Part of the reason is that the supply chain has expanded beyond India & Tibet into Afghanistan, Iran & Mongolia, and many manufacturers, including some of the most respected purveyors not only sell lower grades of cashmere but engage in questionable practices. Many use fibers of varying lengths, spin the wool after dyeing before it's fully dried and wash the sweaters in an artificial softener or repeatedly in order to soften them up - which makes them fluffy and soft on the sales floor but can really cut into how well an item will wear, especially how soon it begins to pill.
Some ways they suggest to test the quality of cashmere:
- When cashmere is of high quality, the knit will be dense, so when you stretch it with your hands, it reverts immediately to its former shape. Inferior cashmere contains cheaper fibers and the resulting fabric doesn't snap back quickly.
- Hold it up to the light; it should be dense enough that you cannot see through it. If you can, it means inferior quality. "Cheaper brands knit with more space because it takes less time and cashmere," adds Cedric Turk of the upscale French cashmere brand Zilli.
- Look at the overall weave of the knit. If you see any ripples or wrinkles, dubbed "chicken feet" by cashmere insiders, it means it was knit too quickly.

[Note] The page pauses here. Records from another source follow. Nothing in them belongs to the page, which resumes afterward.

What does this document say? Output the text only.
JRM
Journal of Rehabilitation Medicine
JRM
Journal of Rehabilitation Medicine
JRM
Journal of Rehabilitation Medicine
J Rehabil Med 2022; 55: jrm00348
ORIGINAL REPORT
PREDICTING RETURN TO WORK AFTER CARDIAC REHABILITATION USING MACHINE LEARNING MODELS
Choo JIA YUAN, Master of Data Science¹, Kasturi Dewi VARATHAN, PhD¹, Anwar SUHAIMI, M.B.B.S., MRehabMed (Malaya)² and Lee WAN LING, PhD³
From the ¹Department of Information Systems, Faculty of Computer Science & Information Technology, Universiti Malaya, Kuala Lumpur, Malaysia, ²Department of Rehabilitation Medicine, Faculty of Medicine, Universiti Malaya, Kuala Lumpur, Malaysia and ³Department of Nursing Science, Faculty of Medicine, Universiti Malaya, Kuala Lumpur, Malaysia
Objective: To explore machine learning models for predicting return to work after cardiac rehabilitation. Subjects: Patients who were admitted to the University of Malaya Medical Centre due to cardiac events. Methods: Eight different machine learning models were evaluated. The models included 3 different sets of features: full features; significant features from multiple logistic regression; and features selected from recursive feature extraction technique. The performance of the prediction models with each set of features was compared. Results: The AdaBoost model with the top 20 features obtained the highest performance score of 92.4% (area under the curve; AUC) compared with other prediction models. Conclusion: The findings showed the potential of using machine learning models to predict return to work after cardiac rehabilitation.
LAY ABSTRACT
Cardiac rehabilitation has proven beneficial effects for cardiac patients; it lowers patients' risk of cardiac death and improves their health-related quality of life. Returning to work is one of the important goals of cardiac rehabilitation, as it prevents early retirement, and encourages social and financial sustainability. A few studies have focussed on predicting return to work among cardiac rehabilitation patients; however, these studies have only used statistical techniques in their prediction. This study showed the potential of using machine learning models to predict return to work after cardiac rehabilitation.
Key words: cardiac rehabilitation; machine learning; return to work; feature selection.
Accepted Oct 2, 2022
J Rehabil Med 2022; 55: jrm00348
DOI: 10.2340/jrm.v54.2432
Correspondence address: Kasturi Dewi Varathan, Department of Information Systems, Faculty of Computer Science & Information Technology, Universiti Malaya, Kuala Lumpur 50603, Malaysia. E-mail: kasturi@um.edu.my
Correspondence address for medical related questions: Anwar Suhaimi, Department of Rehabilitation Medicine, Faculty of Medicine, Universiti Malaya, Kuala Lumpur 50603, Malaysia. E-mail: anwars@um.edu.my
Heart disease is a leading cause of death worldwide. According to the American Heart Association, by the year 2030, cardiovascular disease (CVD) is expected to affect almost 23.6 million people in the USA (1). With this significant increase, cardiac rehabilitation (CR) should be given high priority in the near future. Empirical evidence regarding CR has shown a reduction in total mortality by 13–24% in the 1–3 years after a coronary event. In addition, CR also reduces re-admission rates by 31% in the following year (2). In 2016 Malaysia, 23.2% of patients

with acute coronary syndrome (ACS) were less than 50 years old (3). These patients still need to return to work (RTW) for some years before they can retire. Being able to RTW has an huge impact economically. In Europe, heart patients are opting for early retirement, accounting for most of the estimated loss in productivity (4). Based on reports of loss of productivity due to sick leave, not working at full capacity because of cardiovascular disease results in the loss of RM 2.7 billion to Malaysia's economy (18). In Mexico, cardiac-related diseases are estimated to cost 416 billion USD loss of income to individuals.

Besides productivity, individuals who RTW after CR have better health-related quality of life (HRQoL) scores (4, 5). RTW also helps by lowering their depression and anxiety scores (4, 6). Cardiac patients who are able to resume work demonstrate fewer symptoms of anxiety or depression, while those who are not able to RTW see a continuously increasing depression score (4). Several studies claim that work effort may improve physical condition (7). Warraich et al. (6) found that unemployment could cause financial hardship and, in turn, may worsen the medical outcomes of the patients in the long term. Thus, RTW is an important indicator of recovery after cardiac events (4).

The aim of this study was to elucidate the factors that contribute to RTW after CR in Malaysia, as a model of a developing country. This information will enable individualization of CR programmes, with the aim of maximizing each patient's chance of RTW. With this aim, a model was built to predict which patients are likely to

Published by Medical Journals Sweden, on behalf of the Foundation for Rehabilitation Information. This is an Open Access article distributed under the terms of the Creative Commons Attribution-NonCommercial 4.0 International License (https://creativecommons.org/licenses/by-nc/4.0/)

- Higher ply is always better (= more cashmere) and helps give the final product heft while at the same time feeling light as air. Even if it feels a tad coarser than you might have expected (especially with high-quality Scottish cashmere), it just means it wasn't excessively washed or otherwise abused before arriving in the store (which can happen with French or Italian cashmere) and it will last for a long time without pilling, decades even, becoming cozily perfect with time and use.